Book of Joy, by Douglas Abrams
I’ve been struggling to summarize my thoughts on this book. There is a lot there. For one, I am deeply moved by the stories of both men, who have done so much…have withstood so much. I appreciated the partial histories of their lives, while at the same time being a very personal book. The book seemed to revel in the minutiae of their interactions, the jokes, the smiles, how they touched one another. It was intimate and unique.

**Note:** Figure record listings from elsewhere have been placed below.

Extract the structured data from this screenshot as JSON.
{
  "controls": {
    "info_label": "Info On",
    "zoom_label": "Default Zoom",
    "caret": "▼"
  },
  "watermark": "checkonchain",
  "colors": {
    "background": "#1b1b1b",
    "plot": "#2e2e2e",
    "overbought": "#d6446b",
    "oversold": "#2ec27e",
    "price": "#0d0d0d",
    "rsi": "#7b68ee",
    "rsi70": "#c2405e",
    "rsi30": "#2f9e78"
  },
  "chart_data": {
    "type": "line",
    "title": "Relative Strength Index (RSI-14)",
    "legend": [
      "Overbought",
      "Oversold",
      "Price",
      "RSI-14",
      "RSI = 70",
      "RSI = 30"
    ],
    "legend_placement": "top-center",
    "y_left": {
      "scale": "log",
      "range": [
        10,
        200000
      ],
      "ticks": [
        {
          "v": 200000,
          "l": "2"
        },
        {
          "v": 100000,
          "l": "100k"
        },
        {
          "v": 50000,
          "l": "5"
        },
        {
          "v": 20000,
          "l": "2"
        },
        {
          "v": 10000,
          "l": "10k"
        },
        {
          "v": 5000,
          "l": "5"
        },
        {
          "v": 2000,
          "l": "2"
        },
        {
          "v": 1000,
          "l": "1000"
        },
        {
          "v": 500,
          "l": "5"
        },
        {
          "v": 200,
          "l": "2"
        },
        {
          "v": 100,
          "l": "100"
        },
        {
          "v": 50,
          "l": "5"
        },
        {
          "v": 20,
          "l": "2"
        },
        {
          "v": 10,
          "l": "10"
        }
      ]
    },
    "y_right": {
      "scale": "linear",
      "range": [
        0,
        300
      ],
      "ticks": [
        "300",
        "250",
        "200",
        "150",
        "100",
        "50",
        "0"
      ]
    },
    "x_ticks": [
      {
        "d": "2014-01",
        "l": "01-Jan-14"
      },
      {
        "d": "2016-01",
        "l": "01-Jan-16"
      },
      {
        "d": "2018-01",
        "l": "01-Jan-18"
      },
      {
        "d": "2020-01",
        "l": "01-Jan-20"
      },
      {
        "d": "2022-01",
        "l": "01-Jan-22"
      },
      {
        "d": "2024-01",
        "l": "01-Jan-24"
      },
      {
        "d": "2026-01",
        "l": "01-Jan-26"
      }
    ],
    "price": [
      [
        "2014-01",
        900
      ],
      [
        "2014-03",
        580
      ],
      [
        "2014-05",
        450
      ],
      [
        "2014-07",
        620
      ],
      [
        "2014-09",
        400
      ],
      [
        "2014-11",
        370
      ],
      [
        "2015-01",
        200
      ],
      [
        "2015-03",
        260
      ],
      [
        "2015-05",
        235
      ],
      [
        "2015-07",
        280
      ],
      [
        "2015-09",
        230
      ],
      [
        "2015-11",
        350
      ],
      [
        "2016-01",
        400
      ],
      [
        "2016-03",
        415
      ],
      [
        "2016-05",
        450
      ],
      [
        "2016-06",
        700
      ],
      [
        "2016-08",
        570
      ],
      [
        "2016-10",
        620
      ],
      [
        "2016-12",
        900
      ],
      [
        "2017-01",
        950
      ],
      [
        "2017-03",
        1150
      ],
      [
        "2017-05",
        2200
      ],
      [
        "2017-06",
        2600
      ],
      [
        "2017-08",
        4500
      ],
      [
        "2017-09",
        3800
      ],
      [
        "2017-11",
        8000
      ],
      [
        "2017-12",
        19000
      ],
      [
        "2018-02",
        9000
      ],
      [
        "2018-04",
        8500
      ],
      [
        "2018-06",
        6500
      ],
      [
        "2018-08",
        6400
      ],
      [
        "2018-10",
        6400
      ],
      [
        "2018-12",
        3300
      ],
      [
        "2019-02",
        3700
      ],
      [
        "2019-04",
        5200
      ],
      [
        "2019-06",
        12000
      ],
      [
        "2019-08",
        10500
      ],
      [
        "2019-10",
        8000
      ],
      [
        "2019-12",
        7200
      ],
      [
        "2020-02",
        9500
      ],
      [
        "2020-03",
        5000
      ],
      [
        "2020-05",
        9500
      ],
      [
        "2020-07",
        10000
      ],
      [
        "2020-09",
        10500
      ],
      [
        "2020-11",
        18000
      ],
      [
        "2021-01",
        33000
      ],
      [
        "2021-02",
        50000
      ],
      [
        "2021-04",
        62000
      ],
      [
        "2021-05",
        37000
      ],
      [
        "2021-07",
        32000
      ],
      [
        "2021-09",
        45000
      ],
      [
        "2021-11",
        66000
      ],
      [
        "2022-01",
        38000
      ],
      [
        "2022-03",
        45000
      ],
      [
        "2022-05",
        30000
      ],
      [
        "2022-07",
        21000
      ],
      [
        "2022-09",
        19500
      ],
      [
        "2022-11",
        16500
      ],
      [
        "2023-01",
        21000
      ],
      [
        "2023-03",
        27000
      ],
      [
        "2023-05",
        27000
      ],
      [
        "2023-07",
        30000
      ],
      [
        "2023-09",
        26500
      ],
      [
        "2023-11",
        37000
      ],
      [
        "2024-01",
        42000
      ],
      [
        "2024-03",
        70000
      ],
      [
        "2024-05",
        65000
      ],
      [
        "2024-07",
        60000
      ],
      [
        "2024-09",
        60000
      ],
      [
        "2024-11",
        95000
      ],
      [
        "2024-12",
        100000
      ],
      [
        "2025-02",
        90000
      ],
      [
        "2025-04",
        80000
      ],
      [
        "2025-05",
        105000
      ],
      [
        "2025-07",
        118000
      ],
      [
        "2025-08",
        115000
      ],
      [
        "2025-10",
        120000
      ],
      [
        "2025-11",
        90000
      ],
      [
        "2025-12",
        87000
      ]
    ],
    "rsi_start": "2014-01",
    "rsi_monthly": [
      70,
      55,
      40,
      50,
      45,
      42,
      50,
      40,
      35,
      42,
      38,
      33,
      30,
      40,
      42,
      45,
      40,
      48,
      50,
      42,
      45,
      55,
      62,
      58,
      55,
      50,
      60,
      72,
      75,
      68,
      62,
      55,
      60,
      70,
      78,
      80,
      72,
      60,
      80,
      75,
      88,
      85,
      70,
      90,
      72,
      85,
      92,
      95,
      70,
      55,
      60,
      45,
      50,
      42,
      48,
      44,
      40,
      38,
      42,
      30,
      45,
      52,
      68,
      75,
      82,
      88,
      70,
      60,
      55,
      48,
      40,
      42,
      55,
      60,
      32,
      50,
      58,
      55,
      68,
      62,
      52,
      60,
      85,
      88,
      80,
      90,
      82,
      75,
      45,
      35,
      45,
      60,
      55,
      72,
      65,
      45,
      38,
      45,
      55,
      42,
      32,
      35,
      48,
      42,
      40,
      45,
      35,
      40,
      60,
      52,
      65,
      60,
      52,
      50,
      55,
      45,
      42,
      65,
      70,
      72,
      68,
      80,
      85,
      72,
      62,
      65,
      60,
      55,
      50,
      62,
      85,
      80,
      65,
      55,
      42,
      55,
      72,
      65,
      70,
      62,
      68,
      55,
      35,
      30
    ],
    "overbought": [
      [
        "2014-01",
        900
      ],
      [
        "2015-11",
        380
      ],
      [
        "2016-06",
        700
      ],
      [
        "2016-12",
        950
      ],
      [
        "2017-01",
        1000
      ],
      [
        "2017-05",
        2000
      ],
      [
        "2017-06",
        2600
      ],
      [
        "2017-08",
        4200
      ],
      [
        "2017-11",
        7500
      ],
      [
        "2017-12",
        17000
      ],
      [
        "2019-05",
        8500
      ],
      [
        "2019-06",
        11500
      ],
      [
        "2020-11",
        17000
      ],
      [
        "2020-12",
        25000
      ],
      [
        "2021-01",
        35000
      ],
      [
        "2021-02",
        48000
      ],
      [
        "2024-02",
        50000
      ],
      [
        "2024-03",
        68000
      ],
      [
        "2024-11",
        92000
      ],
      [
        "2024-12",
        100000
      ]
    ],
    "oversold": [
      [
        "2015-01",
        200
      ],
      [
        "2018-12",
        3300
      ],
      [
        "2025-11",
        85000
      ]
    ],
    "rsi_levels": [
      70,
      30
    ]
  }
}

I was first and lastingly touched by the Khata, the scarf Archbishop Tutu received on his arrival to Dharmsala…it’s length reflecting the ‘esteem that one holds for the recipient’ (16). Here, through the craft of a maker, was a reflection of appreciation and love. It takes more time to make a longer scarf, a lot of time maybe, to make a really long one…and I love that the scarf says: you have earned through your life the extra work of my hands. I’m in the midst of taking a few theory classes right now, they all seem to be surrounded around Capitalism at the moment…which tells us to speed up, be more efficient, make it quickly, don’t care about the recipient. This is the opposite of that, it is about gratitude and appreciation for another.
This is a lesson I think they hit on time and time again…almost to a point of redundancy, that we need to focus on other people. This will make us happier and more joyful, it will put us in a proper context: that all people suffer and a lot of people suffer a lot more than we do. Given their personal stories, that they are able to still love others…their enemies in particular, despite what they have gone through is a real testament to their greatness. I like that their greatness though is based in humility and peace and vulnerability. We need more of that kind of greatness.
There are a lot of great quotes in this book that I would like to try to remember, but in some ways, that’s a little hopeless. I am not a put quotes up on the wall kind of person. What I’m hoping I can instead retain is the memories of their personal stories and struggles, and then…despite them or as is mentioned in the book, maybe because of them, they still loved life. How they interacted with one another, how lovingly they talked to each other and how sad, profound and joyous their parting…these are images I think I can retain and remind myself that their greatness came from positive resistance, from sharing and selflessness. They are models to follow and I’d like to remember them as I move forward in life.